There are actual changes going on in your brain when you start developing the disease, changes which so far can’t really be stopped or delayed. These changes revolve around the depositing of amyloid plaques in the brain, tau protein tangles, brain shrinkage followed by inflammation, and the eventual death of brain cells.
The Mayo Clinic study
Performed by the Mayo Clinic’s Prashanthi Vemuri and her colleagues from Minnesota, the study looked at the data from over 400 participants aged 70 and older. None of them suffered from any form of dementia, including Alzheimer’s, although 53 of them did experience some decline regarding their mental abilities.
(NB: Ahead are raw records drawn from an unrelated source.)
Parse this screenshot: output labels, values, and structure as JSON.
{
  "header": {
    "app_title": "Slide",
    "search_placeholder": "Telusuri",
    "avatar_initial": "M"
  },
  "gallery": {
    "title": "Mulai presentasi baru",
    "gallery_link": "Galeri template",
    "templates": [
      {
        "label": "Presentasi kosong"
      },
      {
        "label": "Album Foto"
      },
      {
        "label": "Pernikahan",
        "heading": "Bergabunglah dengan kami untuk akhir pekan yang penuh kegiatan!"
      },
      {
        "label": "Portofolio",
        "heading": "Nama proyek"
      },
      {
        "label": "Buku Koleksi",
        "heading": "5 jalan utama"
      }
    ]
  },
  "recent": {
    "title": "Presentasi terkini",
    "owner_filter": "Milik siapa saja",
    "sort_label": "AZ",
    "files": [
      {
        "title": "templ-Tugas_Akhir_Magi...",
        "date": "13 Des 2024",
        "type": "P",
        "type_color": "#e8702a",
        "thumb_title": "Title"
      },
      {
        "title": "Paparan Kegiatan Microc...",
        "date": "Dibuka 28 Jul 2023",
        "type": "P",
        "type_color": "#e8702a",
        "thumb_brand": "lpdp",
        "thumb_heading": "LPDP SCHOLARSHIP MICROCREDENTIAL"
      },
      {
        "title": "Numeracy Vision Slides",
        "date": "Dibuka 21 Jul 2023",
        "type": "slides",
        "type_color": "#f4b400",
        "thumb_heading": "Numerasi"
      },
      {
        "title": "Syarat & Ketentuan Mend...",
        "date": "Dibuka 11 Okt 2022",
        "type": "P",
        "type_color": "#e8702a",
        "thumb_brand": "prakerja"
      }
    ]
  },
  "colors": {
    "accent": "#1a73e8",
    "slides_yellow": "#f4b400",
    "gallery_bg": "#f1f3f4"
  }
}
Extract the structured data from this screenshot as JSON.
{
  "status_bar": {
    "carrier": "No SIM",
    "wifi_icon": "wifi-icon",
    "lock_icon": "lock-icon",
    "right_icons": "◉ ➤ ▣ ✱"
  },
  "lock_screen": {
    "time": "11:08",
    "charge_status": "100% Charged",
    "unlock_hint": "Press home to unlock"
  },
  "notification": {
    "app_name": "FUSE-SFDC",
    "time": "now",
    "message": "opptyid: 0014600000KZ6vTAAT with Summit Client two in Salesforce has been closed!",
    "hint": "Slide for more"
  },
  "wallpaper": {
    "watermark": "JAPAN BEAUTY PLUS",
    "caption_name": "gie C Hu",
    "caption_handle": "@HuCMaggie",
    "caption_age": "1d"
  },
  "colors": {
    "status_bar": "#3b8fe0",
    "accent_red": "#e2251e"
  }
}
The over 400 participants were divided into two groups, depending on their levels of education – those with 14 years or more spent in the school system, and those with less. They were then all scanned for signs of dementia and asked several questions about mental and physical levels of activity.
Sadly, the results of the test were overwhelmingly negative, except for one particular group. Despite symptoms manifesting slightly later for those exercising their minds and bodies, the physical effects, particularly the deposit of amyloid plaques were not slowed down in the slightest.
For the group I mentioned before, however, the results were actually overwhelmingly positive. About 20% of the population carries the APOE4 gene, responsible for the easier onset of Alzheimer’s. For this particular group, the levels of amyloid plaques seemed to be about 30% lower for the subjects that exercised their minds regularly than for those that didn’t.
Despite this study coming up with negative results, it still managed to give some valuable information about possible ways from helping APOE4 carriers live a slightly more normal life.